Kasih sayang nan dimiliki dan diperlihatkan Florence mengingatkan kita akan "semangat" nan dimiliki oleh pohon pisang. Bahwa dalam hidupnya, ia harus bermanfaat sebelum akhirnya mati.



Kasih Sayang Florence - Pelopor Perawat Modern

Pengalaman buruknya sebagai perawat di rumah sakit korban perang memotivasi Florence buat mendirikan sekolah perawat modern nan pertama. Berdirinya sekolah perawat tersebut telah mengubah drastis gambaran jelek pelayanan kesehatan di masa sebelumnya dan dimulailah global keperawatan nan modern. Afeksi nan dimilikinya ternyata tak habis sampai di situ. Florence ingin berbuat lebih dan lebih buat orang sekitar.

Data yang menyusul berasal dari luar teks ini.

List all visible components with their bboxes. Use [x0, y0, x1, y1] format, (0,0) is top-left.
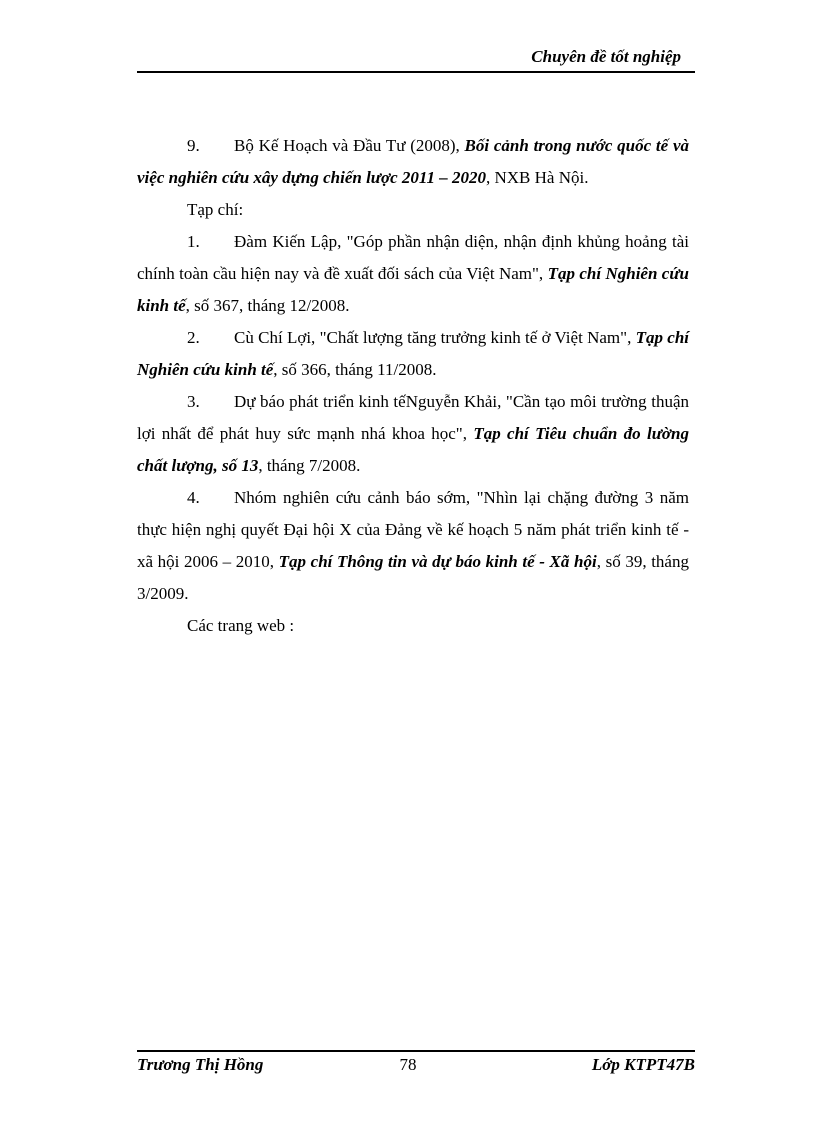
reference-issue: , số 367, tháng 12/2008. — [185, 296, 350, 315]
reference-title: Bối cảnh trong nước quốc tế và việc nghiên cứu xây dựng chiến lược 2011 – 2020 — [137, 136, 690, 187]
reference-author: Bộ Kế Hoạch và Đầu Tư (2008), — [234, 136, 465, 155]
journal-name: Tạp chí Nghiên cứu kinh tế — [137, 264, 689, 315]
reference-text: Cù Chí Lợi, "Chất lượng tăng trưởng kinh tế ở Việt Nam", — [234, 328, 636, 347]
reference-number: 4. — [187, 488, 200, 507]
journal-ref-2 — [137, 322, 689, 386]
footer-rule — [137, 1050, 695, 1052]
journal-name: Tạp chí Thông tin và dự báo kinh tế - Xã hội — [278, 552, 597, 571]
reference-number: 3. — [187, 392, 200, 411]
websites-label: Các trang web : — [187, 616, 295, 635]
reference-text: Dự báo phát triển kinh tếNguyễn Khải, "Cần tạo môi trường thuận lợi nhất để phát huy sức mạnh nhá khoa học", — [137, 392, 689, 443]
reference-number: 2. — [187, 328, 200, 347]
reference-text: Đàm Kiến Lập, "Góp phần nhận diện, nhận định khủng hoảng tài chính toàn cầu hiện nay và đề xuất đối sách của Việt Nam", — [137, 232, 689, 283]
reference-text: Nhóm nghiên cứu cảnh báo sớm, "Nhìn lại chặng đường 3 năm thực hiện nghị quyết Đại hội X của Đảng về kế hoạch 5 năm phát triển kinh tế - xã hội 2006 – 2010, — [137, 488, 689, 571]
journals-label: Tạp chí: — [187, 200, 244, 219]
reference-number: 9. — [187, 136, 200, 155]
journal-name: Tạp chí Nghiên cứu kinh tế — [137, 328, 689, 379]
references-body — [137, 130, 689, 642]
header-rule — [137, 71, 695, 73]
journal-name: Tạp chí Tiêu chuẩn đo lường chất lượng, số 13 — [137, 424, 689, 475]
journal-ref-3 — [137, 386, 689, 482]
reference-issue: , tháng 7/2008. — [258, 456, 361, 475]
page-number: 78 — [399, 1055, 417, 1074]
reference-publisher: , NXB Hà Nội. — [485, 168, 589, 187]
reference-issue: , số 39, tháng 3/2009. — [137, 552, 689, 603]
journal-ref-1 — [137, 226, 689, 322]
header-title: Chuyên đề tốt nghiệp — [531, 47, 681, 66]
journal-ref-4 — [137, 482, 689, 610]
reference-issue: , số 366, tháng 11/2008. — [273, 360, 437, 379]
reference-9 — [137, 130, 689, 194]
reference-number: 1. — [187, 232, 200, 251]
footer-author: Trương Thị Hồng — [137, 1055, 264, 1074]
footer-class: Lớp KTPT47B — [591, 1055, 695, 1074]
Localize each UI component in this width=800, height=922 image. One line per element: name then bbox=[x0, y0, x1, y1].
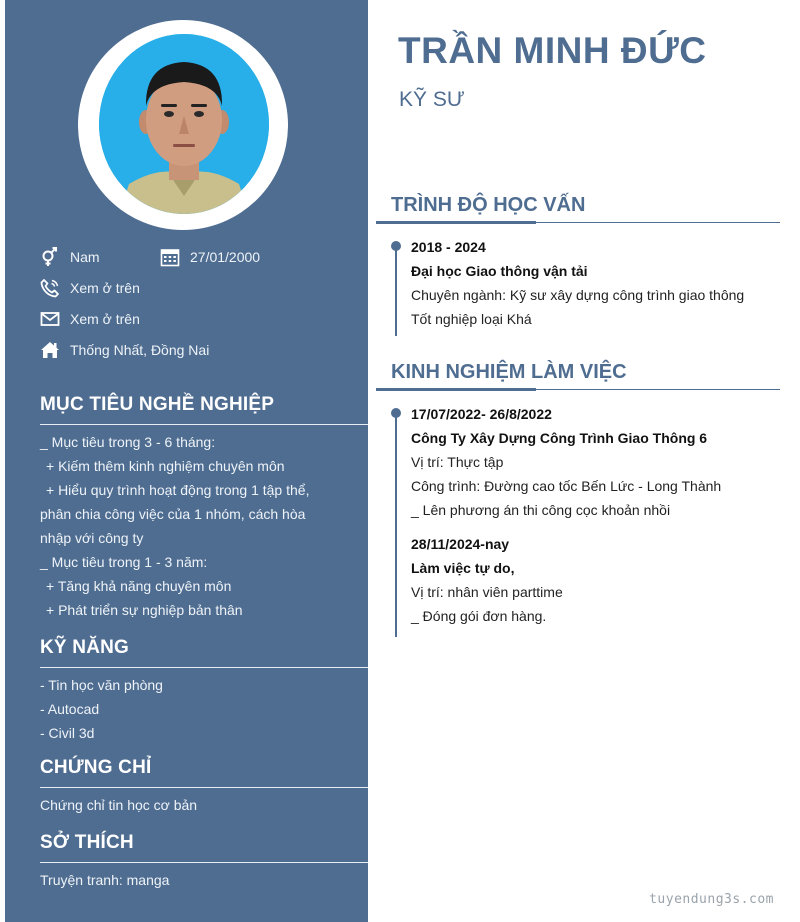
job-detail: Vị trí: nhân viên parttime bbox=[411, 584, 563, 600]
gender-info bbox=[39, 246, 100, 268]
experience-heading-text: KINH NGHIỆM LÀM VIỆC bbox=[391, 361, 627, 383]
watermark: tuyendung3s.com bbox=[649, 892, 774, 907]
job-company: Công Ty Xây Dựng Công Trình Giao Thông 6 bbox=[411, 430, 708, 446]
address-info bbox=[39, 339, 209, 361]
timeline-dot bbox=[391, 241, 401, 251]
education-timeline bbox=[395, 244, 397, 336]
phone-info bbox=[39, 277, 140, 299]
calendar-icon bbox=[159, 246, 181, 268]
sidebar bbox=[5, 0, 368, 922]
heading-accent-bar bbox=[376, 388, 536, 391]
avatar bbox=[99, 34, 269, 214]
heading-accent-bar bbox=[376, 221, 536, 224]
phone-icon bbox=[39, 277, 61, 299]
email-text: Xem ở trên bbox=[70, 311, 140, 327]
address-text: Thống Nhất, Đồng Nai bbox=[70, 342, 210, 358]
gender-text: Nam bbox=[70, 249, 100, 265]
education-period: 2018 - 2024 bbox=[411, 239, 486, 255]
experience-heading bbox=[376, 361, 780, 390]
skill-item: - Tin học văn phòng bbox=[40, 677, 163, 693]
education-heading bbox=[376, 194, 780, 223]
email-info bbox=[39, 308, 140, 330]
education-result: Tốt nghiệp loại Khá bbox=[411, 311, 532, 327]
objective-heading: MỤC TIÊU NGHỀ NGHIỆP bbox=[40, 394, 368, 425]
skill-item: - Autocad bbox=[40, 701, 100, 717]
certificates-heading: CHỨNG CHỈ bbox=[40, 757, 368, 788]
education-heading-text: TRÌNH ĐỘ HỌC VẤN bbox=[391, 194, 586, 216]
gender-icon bbox=[39, 246, 61, 268]
objective-line: + Phát triển sự nghiệp bản thân bbox=[46, 602, 243, 618]
timeline-dot bbox=[391, 408, 401, 418]
objective-line: + Kiếm thêm kinh nghiệm chuyên môn bbox=[46, 458, 285, 474]
job-detail: _ Lên phương án thi công cọc khoản nhồi bbox=[411, 502, 671, 518]
objective-line: _ Mục tiêu trong 3 - 6 tháng: bbox=[40, 434, 216, 450]
job-company: Làm việc tự do, bbox=[411, 560, 515, 576]
phone-text: Xem ở trên bbox=[70, 280, 140, 296]
objective-line: nhập với công ty bbox=[40, 530, 144, 546]
candidate-title: KỸ SƯ bbox=[399, 88, 465, 111]
objective-line: phân chia công việc của 1 nhóm, cách hòa bbox=[40, 506, 306, 522]
avatar-frame bbox=[78, 20, 288, 230]
objective-line: + Tăng khả năng chuyên môn bbox=[46, 578, 232, 594]
job-period: 28/11/2024-nay bbox=[411, 536, 510, 552]
job-detail: Công trình: Đường cao tốc Bến Lức - Long Thành bbox=[411, 478, 722, 494]
hobbies-heading: SỞ THÍCH bbox=[40, 832, 368, 863]
portrait-photo bbox=[99, 34, 269, 214]
mail-icon bbox=[39, 308, 61, 330]
job-detail: Vị trí: Thực tập bbox=[411, 454, 504, 470]
candidate-name: TRẦN MINH ĐỨC bbox=[398, 30, 707, 71]
birthdate-text: 27/01/2000 bbox=[190, 249, 261, 265]
experience-timeline bbox=[395, 411, 397, 637]
education-school: Đại học Giao thông vận tải bbox=[411, 263, 588, 279]
hobby-item: Truyện tranh: manga bbox=[40, 872, 170, 888]
home-icon bbox=[39, 339, 61, 361]
education-major: Chuyên ngành: Kỹ sư xây dựng công trình giao thông bbox=[411, 287, 745, 303]
objective-line: _ Mục tiêu trong 1 - 3 năm: bbox=[40, 554, 208, 570]
skills-heading: KỸ NĂNG bbox=[40, 637, 368, 668]
objective-line: + Hiểu quy trình hoạt động trong 1 tập thể, bbox=[46, 482, 310, 498]
certificate-item: Chứng chỉ tin học cơ bản bbox=[40, 797, 198, 813]
job-detail: _ Đóng gói đơn hàng. bbox=[411, 608, 547, 624]
skill-item: - Civil 3d bbox=[40, 725, 95, 741]
job-period: 17/07/2022- 26/8/2022 bbox=[411, 406, 552, 422]
birthdate-info bbox=[159, 246, 260, 268]
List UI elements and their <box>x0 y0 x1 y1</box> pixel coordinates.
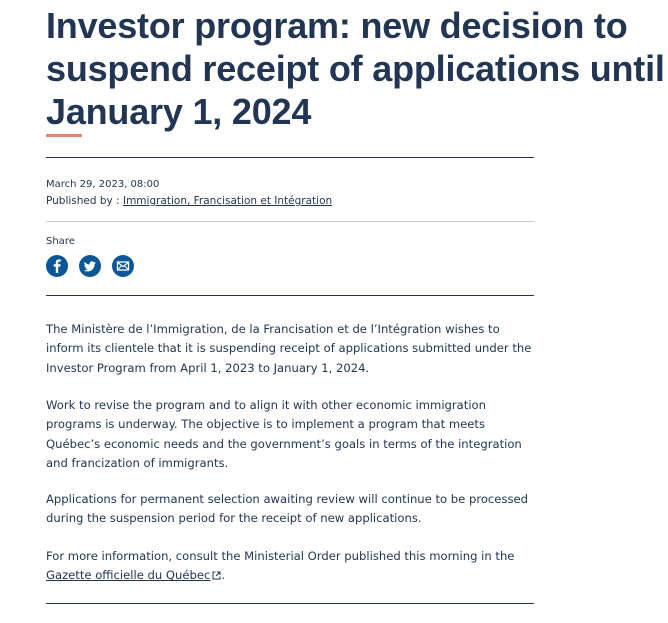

Kini, orang mengenal sekolah perawat dan kebidanan tersebut dengan nama Florence Nightingale School of Nursing and Midwifery . Afeksi nan dimiliki Florence ialah cerita di balik berdirinya sekolah tersebut.

Florence Nightingale telah membuktikan, bahwa nilai humanisme di atas segalanya, kemanusiaan itu lintas batas, lintas kelas, lintas ras, dan lintas agama. Ia telah menginspirasi banyak orang buat melihat sisi lain dari arti kata peperangan. Bahwa selain kejujuran, afeksi juga ialah mata uang nan dapat membahagiakan semuanya.

Seperti itulah seharusnya kita, seperti pohon pisang bagi kehidupan nan gersang. Memiliki semangat perjuangan hayati nan tinggi, selalu ingin berarti dan mengabdi, wafat meninggalkan generasi nan terinspirasi, dan kasih sayang nan selalu ada dalam hati.